An implantologist is harnessing the growth-enhancing power of platelets to accelerate healing after dental implants are placed.
James Rutkowski,D.M.D., Ph.D., has been travelling across the country for five years proselytizing about the benefits of using platelet-rich plasma (PRP) in dentistry. In his most recent lecture, which he gave yesterday at the annual meeting of the American Academy of Implant Dentistry in New Orleans, Dr. Rutkowski offers detailed information that will allow audience members to start using it in their own practices.
PRP has been in use in medicine and dentistry for nearly 40 years. Its power resides in the fact that platelets produce all the factors necessary to stimulate growth of a wide variety of cell types.
—James Rutkowski, D.M.D., Ph.D.
Dr. Rutkowski, editor-in-chief of the Journal of Oral Implantology and a dentist in private practice in Clarion, PA, refined the use of PRP in implant dentistry as a Ph.D. project, which he completed in 2008.
He uses what he's dubbed "buffy coat PRP," and has now treated more than 1,500 patients with it.
The technique of preparing and using buffy coat PRP, which he and several colleagues describe in a paper in press in the Journal of Oral Implantology, involves the following steps:
--The patient is administered dexamethasone and methylprednisone and sedated.
--9 mL of the patient's blood is drawn and centrifuged, and the PRP layer is collected.
--The patient is given antibiotics.
--The diseased or damaged bone is removed.
--Immediately post-extraction, 200 mL of PRP is injected into the extraction site.
--Gelfoam, cadaveric bone, or other bone-grafting material is moistened with another 175 mL of PRP and placed on the extraction site.
--The site is closed.
--Immediately post-operatively, the patient is administered methylprednisone, ketorolac, and bupivacaine.
--The patient is advised to take ibuprofen (600 mg) every six hours for three days, and then every six hours as needed thereafter.
--Patient returns for examination and digital radiography after six weeks.
Clinical research findings positive
In the soon-to-be published paper, Dr. Rutkowski's team reports the results of a randomized, controlled trial, funded by the American Academy of Implant Dentistry, involving six non-smoking patients aged 18 to 40 years. Each subject had one extraction site treated with PRP and a contralateral site treated without PRP.
The PRP-treated sites were found to develop increased bone density significantly faster in the first two weeks after surgery than did the control sites, the researchers reported. There also was significantly less facial edema in the PRP-treated areas after surgery.
In another paper, Dr. Rutkowski's team showed that the use of PRP cut the incidence of alveolar osteitis by nearly two-thirds, from 9.57% to 3.63% (Journal of Oral Implantology, June 2007, Vol. 33, pp. 116-121).

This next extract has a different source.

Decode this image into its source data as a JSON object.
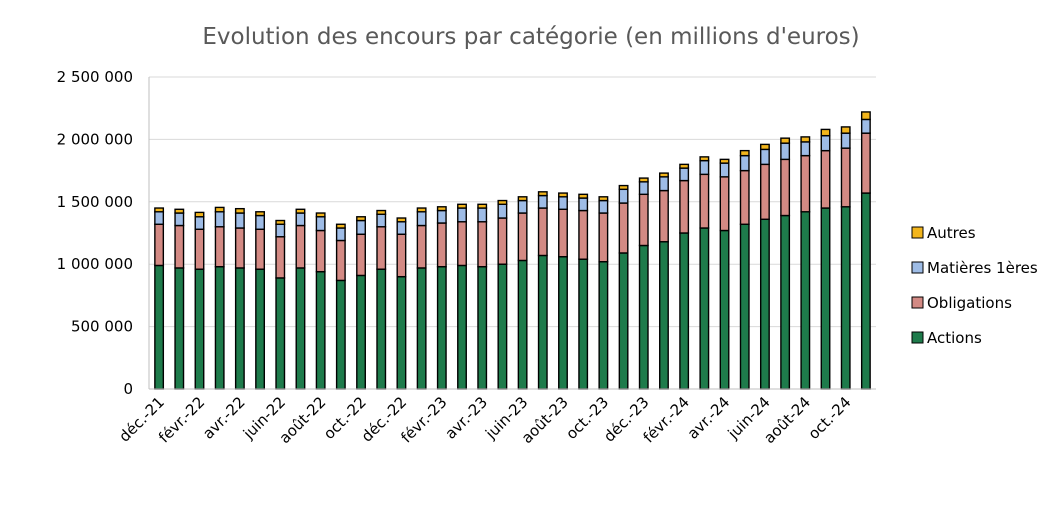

Another benefit to Dr. Rutkowski's approach is the low cost; he has calculated that the total cost per patient is only $20. He uses the $800 S750 centrifuge made by Salvin Dental Specialties and inexpensive disposable needles and passes on to patients only his costs for the procedure, "because when I use it I have so few complications, so it's saving me money."
"PRP saves your bottom line," Dr. Rutkowski concluded. "It provides greater predictability of healing for patients -- particularly for postmenopausal females who are not taking estrogen therapy -- is associated with virtually no complications, yields higher-density bone faster, and decreases the dry-socket incidence."
He also noted that there is a new insurance code for PRP use: D4265, "Biological material to aid in soft and osseous tissue regeneration."